Через час пришло подкрепление: первый взвод двадцать девятой, тридцать человек. С ними боеприпасы, вода, перевязочный материал. Фельдшер перевязал Лопатину руку заново, чисто и плотно, с шиной из дощечки.
— Кость цела, — подтвердил фельдшер. — Мясо порвало. Заживёт. В госпиталь бы.
— Потом, — сказал Лопатин.
— Потом так потом.
Фельдшер пошёл дальше, к следующему раненому. Лопатин остался.
К вечеру то, что осталось от роты, держало вторую линию. Впереди, в двухстах метрах, была третья, немецкая, из неё постреливали, а за ней тыл, дорога. По дороге где-то шёл Нечаев со своими танками, где-то шла двадцать девятая мотострелковая, и кольцо то ли замыкалось, то ли нет, и Сёмин об этом не знал. Он знал только свою траншею, свой карабин, четыре патрона в магазине, Лопатина рядом, Касатонова за поворотом и Тимохина, который спал, прислонившись к стенке, с автоматом на коленях. Спал крепко, как спят люди, не спавшие двое суток, которым уже всё равно, стреляют вокруг или нет.

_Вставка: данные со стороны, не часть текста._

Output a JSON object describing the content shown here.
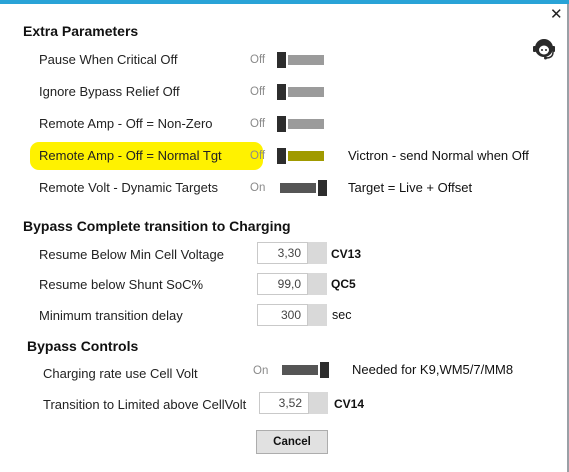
{
  "window": {
    "close_glyph": "✕",
    "support_icon": "headset-support-icon"
  },
  "extra": {
    "title": "Extra Parameters",
    "rows": [
      {
        "label": "Pause When Critical Off",
        "state": "Off",
        "on": false,
        "track_color": "#9b9b9b",
        "note": ""
      },
      {
        "label": "Ignore Bypass Relief Off",
        "state": "Off",
        "on": false,
        "track_color": "#9b9b9b",
        "note": ""
      },
      {
        "label": "Remote Amp - Off = Non-Zero",
        "state": "Off",
        "on": false,
        "track_color": "#9b9b9b",
        "note": ""
      },
      {
        "label": "Remote Amp - Off = Normal Tgt",
        "state": "Off",
        "on": false,
        "track_color": "#a09a00",
        "note": "Victron -  send Normal when Off",
        "highlighted": true
      },
      {
        "label": "Remote Volt - Dynamic Targets",
        "state": "On",
        "on": true,
        "track_color": "#555555",
        "note": "Target = Live + Offset"
      }
    ]
  },
  "bypass_transition": {
    "title": "Bypass Complete transition to Charging",
    "fields": [
      {
        "label": "Resume Below Min Cell Voltage",
        "value": "3,30",
        "code": "CV13"
      },
      {
        "label": "Resume below Shunt SoC%",
        "value": "99,0",
        "code": "QC5"
      },
      {
        "label": "Minimum transition delay",
        "value": "300",
        "unit": "sec"
      }
    ]
  },
  "bypass_controls": {
    "title": "Bypass Controls",
    "toggle_row": {
      "label": "Charging rate use Cell Volt",
      "state": "On",
      "on": true,
      "note": "Needed for K9,WM5/7/MM8"
    },
    "field": {
      "label": "Transition to Limited above CellVolt",
      "value": "3,52",
      "code": "CV14"
    }
  },
  "buttons": {
    "cancel": "Cancel"
  },
  "colors": {
    "accent": "#29a3d7",
    "highlight": "#fff200"
  }
}
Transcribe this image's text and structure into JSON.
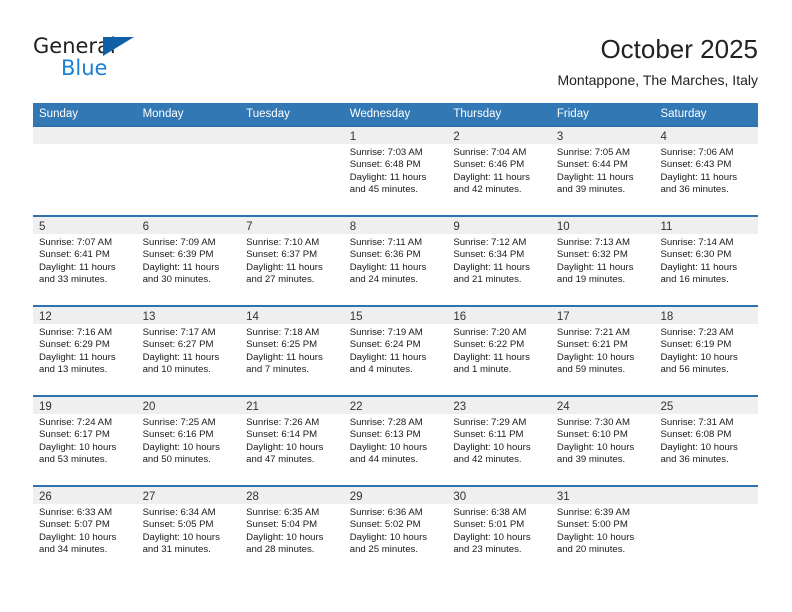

Сёмин не спал. Сидел и смотрел на восточный берег, с которого пришёл утром.
Берег темнел вдали, и на нём горели огни, и огни были свои. Между Сёминым и огнями лежала река, которую он перешёл. Река осталась за спиной, а не перед глазами.
Он был на том берегу. Живой.
Глава 25
Пороги
Лейтенант Чумак знал про Днепр три вещи: ширину, глубину, течение. Остальное было обстоятельствами: берега, немцы, артиллерия, погода, война. Ширина, глубина и течение были фактами. С фактами Чумак работал, обстоятельства терпел.
Он был из Днепропетровска и Днепр знал с детства. Не этот, запорожский, а тот, городской, широкий, по которому летом ходили пароходы и на берегу которого он научился плавать в семь лет. В понтонную роту попал по распределению из училища, остался, потому что понравилось. Понтоны были честной работой: железо, вода, расчёт. Посчитаешь правильно — мост стоит. Ошибёшься — мост тонет, и люди на мосту тонут тоже, и виноват ты, точно ты, потому что мост это математика, а математика не врёт.
Четвёртого июля, в пять часов сорок минут утра, Чумак стоял по колено в воде у восточного берега Днепра и держал за борт десантную лодку.
Перед ним лежала река, семьсот метров от берега до берега, и в предрассветных сумерках она казалась не водой, а пустотой, тёмной и движущейся, с белыми полосами пены там, где из этой пустоты торчали камни. Пороги. Плотину ДнепроГЭС Сталин в сентябре сорок первого взрывать запретил, и сапёры отступили, не закончив минирования. Плотина простояла зиму и весну, но в мае сорок второго немецкая авиация нанесла три удара по её телу: бомбили как оборонительную меру, чтобы понизить уровень воды и затруднить переправу. Бетон дал трещины, вода нашла дорогу, к июню уровень упал на четыре метра, и пороги, двадцать лет лежавшие на дне водохранилища, поднялись. Гряды камней, через которые не пройдёт ни лодка, ни понтон. Между грядами проходы. Четыре. Мост можно поставить только через второй, самый широкий.
Рядом с Чумаком стоял старшина Ковальчук, бывший речник с Припяти, который до войны водил баржи и знал воду так, как городской человек знает асфальт: по звуку, по запаху, по тому, как ведёт себя волна у борта. Он держал вторую лодку и тихо, ровно, не повышая голоса, матерился негромким речным матом, в котором не было ни злости, ни раздражения, один ритм, как у молитвы. Чумак за год привык: пока Ковальчук матерится, всё в порядке. Замолчит — значит, что-то не так.